Proliferation, Yasaman Shayangogani Munro
We’d like to dedicate this one,
this one here,
to you.
To you, the daughter whose childhood is an entire spectrum of pain, and who endures both tortuous abuse and harrowing neglect because they are indeed the same evil.
To you, the teenaged realist, obtaining her first taste of the bitterness of life and wanting desperately, so desperately, out.
To you, the young lover who has never known love, but who has found a tolerable form of admiration and misery and dwells simultaneously in both.
To you, the wife-on-paper whose marriage is the cruelest form of slavery, and who has met the devil in person, though the term ‘person’ is used lightly.
To you, the solitary woman, smoking her cigarette after midnight between collect calls refused and unanswered in a parking lot phone booth.
To you, the caretaker watching her own death played out years before its rightful occurrence, and whose every step down a hospital corridor is simply one closer to the morgue.

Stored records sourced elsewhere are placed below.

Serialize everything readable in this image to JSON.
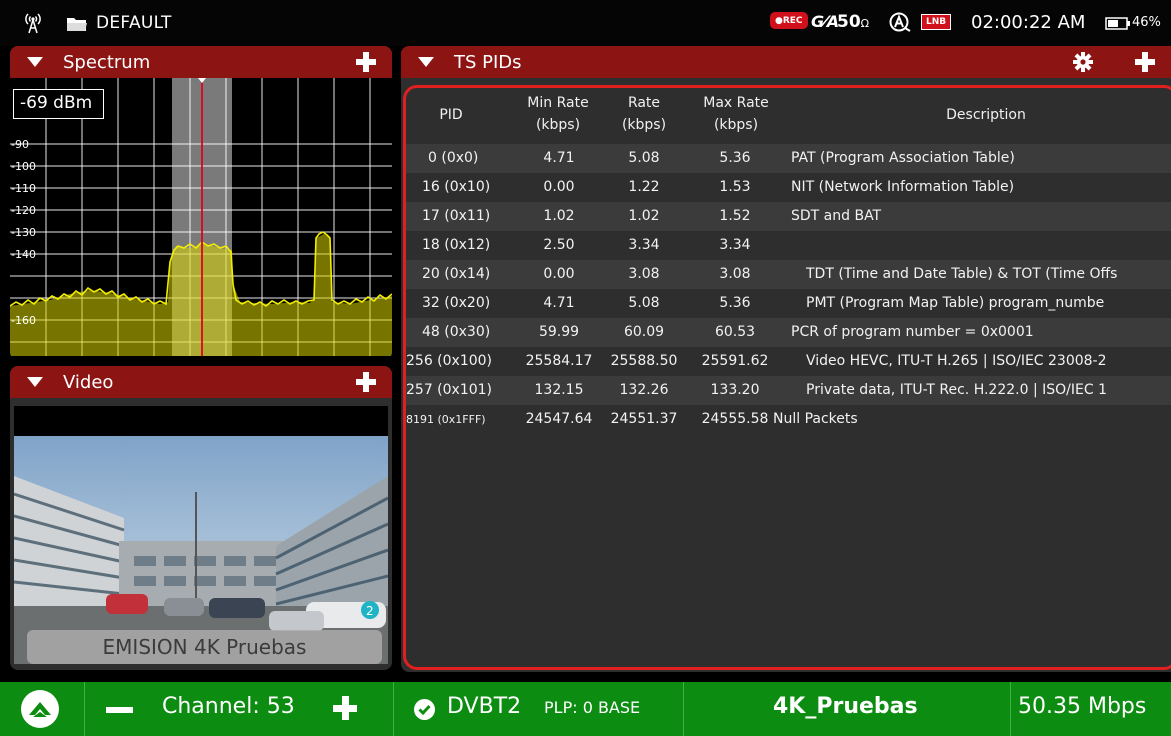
{
  "status_bar": {
    "profile": "DEFAULT",
    "rec_label": "●REC",
    "impedance": "50",
    "impedance_unit": "Ω",
    "lnb_label": "LNB",
    "time": "02:00:22 AM",
    "battery": "46%"
  },
  "spectrum": {
    "title": "Spectrum",
    "marker_level": "-69 dBm",
    "y_ticks": [
      "-90",
      "-100",
      "-110",
      "-120",
      "-130",
      "-140",
      "-160"
    ]
  },
  "video": {
    "title": "Video",
    "service_overlay": "EMISION 4K Pruebas",
    "badge": "2"
  },
  "ts_pids": {
    "title": "TS PIDs",
    "columns": {
      "pid": "PID",
      "min_rate": "Min Rate\n(kbps)",
      "rate": "Rate\n(kbps)",
      "max_rate": "Max Rate\n(kbps)",
      "description": "Description"
    },
    "rows": [
      {
        "pid": "0 (0x0)",
        "min": "4.71",
        "rate": "5.08",
        "max": "5.36",
        "desc": "PAT (Program Association Table)"
      },
      {
        "pid": "16 (0x10)",
        "min": "0.00",
        "rate": "1.22",
        "max": "1.53",
        "desc": "NIT (Network Information Table)"
      },
      {
        "pid": "17 (0x11)",
        "min": "1.02",
        "rate": "1.02",
        "max": "1.52",
        "desc": "SDT and BAT"
      },
      {
        "pid": "18 (0x12)",
        "min": "2.50",
        "rate": "3.34",
        "max": "3.34",
        "desc": ""
      },
      {
        "pid": "20 (0x14)",
        "min": "0.00",
        "rate": "3.08",
        "max": "3.08",
        "desc": "TDT (Time and Date Table) & TOT (Time Offs"
      },
      {
        "pid": "32 (0x20)",
        "min": "4.71",
        "rate": "5.08",
        "max": "5.36",
        "desc": "PMT (Program Map Table) program_numbe"
      },
      {
        "pid": "48 (0x30)",
        "min": "59.99",
        "rate": "60.09",
        "max": "60.53",
        "desc": "PCR of program number = 0x0001"
      },
      {
        "pid": "256 (0x100)",
        "min": "25584.17",
        "rate": "25588.50",
        "max": "25591.62",
        "desc": "Video HEVC, ITU-T H.265 | ISO/IEC 23008-2"
      },
      {
        "pid": "257 (0x101)",
        "min": "132.15",
        "rate": "132.26",
        "max": "133.20",
        "desc": "Private data, ITU-T Rec. H.222.0 | ISO/IEC 1"
      },
      {
        "pid": "8191 (0x1FFF)",
        "min": "24547.64",
        "rate": "24551.37",
        "max": "24555.58",
        "desc": "Null Packets"
      }
    ]
  },
  "bottom_bar": {
    "channel": "Channel: 53",
    "standard": "DVBT2",
    "plp": "PLP: 0 BASE",
    "service": "4K_Pruebas",
    "bitrate": "50.35 Mbps"
  },
  "colors": {
    "panel_header": "#8c1514",
    "panel_body": "#2e2e2e",
    "highlight_border": "#e01f1f",
    "bottom_bar": "#0d8c12",
    "trace": "#e8e400"
  }
}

To you, the adored artiste whose brain travels in airport hotel rooms, assisted by a thousand narcotics unnamed and unnamable, and whose joy in creativity has been usurped by its reception.
To you, the suicidal model whose beauty is a curse bringing unending insincerity, deceit, and the feeling turned fact that you are yourself the poster.
To you, the victim of some despicable animal unfit to run the human race, lying weeping in torn clothing and shattered elegance on the pavement of too many cities.
To you, the hidden populations of lands growing less and less distant, forced to surrender your identity yet unable to escape it.
And to you, the romantically unrequited, whose suffering is no less in relative magnitude, but whose struggle is forgotten amongst the tragedies and evils of our time.
Darling, the world is an ugly and terrible place. But we will survive it with you.